А что касается женщин, подумала она, женщины делятся на… но она не успела додумать до конца, потому что перестала думать вообще: полоз проклятой птицы, болтавшийся менее чем в метре над их головами, закачался еще ближе. Тереса стукнула Сантьяго по левому плечу, чтобы предупредить, и он, сосредоточившись на управлении катером, лишь коротко кивнул.

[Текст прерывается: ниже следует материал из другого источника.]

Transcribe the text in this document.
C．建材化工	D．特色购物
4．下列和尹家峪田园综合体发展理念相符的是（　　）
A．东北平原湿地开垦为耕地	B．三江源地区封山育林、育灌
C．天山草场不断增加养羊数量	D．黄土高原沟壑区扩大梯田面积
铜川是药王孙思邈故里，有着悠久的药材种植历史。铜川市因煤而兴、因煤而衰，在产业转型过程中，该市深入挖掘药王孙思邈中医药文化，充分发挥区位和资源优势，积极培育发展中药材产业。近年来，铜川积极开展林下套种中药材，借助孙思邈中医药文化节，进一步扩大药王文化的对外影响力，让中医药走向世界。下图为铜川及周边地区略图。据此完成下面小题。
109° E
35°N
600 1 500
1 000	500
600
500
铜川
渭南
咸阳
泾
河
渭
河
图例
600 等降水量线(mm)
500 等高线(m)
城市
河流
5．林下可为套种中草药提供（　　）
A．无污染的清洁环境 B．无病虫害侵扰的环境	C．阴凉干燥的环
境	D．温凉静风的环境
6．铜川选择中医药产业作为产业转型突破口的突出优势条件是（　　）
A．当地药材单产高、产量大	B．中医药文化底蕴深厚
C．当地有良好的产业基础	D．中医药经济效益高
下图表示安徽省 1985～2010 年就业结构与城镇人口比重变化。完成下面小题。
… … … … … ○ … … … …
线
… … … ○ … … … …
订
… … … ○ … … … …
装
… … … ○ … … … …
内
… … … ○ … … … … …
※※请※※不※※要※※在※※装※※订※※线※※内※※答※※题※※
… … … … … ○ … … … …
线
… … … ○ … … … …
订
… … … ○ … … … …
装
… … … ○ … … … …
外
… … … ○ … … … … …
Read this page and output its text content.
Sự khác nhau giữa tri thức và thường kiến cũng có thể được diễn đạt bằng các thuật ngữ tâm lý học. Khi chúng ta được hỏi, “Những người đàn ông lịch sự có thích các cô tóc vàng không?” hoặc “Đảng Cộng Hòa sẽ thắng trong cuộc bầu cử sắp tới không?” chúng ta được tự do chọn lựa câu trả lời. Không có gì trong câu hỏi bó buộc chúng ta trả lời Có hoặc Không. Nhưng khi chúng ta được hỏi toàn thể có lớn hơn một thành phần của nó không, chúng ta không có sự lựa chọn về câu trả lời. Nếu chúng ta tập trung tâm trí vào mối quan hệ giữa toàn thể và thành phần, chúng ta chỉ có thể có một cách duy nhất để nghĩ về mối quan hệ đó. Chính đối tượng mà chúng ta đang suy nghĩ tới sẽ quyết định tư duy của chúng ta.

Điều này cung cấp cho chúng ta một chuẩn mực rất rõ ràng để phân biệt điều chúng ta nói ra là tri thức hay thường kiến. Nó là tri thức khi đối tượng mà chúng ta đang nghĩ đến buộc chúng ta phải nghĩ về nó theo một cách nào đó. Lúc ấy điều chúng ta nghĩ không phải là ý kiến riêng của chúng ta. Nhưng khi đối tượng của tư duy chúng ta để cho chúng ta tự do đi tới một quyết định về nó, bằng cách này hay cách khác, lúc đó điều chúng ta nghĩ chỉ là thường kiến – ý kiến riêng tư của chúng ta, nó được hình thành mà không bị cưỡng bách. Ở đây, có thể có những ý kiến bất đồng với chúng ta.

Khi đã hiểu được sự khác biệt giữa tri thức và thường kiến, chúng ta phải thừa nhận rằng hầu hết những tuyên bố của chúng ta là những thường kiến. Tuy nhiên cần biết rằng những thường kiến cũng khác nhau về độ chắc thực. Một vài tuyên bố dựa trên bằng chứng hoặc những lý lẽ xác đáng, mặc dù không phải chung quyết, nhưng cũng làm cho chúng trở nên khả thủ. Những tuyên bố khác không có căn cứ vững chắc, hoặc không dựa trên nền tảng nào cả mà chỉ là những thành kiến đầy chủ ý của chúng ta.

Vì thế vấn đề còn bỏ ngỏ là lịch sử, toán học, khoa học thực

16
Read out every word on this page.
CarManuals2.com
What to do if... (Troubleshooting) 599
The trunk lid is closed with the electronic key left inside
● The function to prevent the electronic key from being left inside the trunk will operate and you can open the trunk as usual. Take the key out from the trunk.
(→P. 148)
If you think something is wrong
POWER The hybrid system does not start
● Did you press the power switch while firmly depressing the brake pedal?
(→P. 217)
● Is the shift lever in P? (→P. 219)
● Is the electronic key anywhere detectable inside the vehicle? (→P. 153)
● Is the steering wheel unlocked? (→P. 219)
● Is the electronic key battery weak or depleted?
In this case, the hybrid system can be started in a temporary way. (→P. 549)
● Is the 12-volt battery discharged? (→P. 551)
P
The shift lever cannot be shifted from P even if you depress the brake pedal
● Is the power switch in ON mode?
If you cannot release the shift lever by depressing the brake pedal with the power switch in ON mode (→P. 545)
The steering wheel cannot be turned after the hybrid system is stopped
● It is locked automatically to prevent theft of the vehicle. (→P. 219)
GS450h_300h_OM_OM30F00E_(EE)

Он знал: на сколько бы ни приблизился вертолет, он никогда не ударит их, разве только случайно. Его пилот слишком искусен, чтобы допустить такое, потому что в этом случае все они – и преследователи, и преследуемые – вместе пошли бы ко дну. То был просто маневр – потрепать им нервы, сбить с толку и заставить изменить курс, или совершить какую-нибудь ошибку, или разогнаться до такой скорости, что перегревшийся мотор полетит ко всем чертям. Такое уже случалось. Сантьяго знал – и Тереса тоже, хотя полоз, качающийся над самой головой, пугал ее, – что вертолет вряд ли сумеет сделать что-то большее, а цель его маневра – прижать их к берегу, чтобы прямая, по которой «Фантом» должен был идти до Пунта-Эуропа и Гибралтара, превратилась в длинную кривую, охота затянулась, преследуемые занервничали и попытались выскочить на один из пляжей, или чтобы таможенный катер успел подойти и взять их на абордаж.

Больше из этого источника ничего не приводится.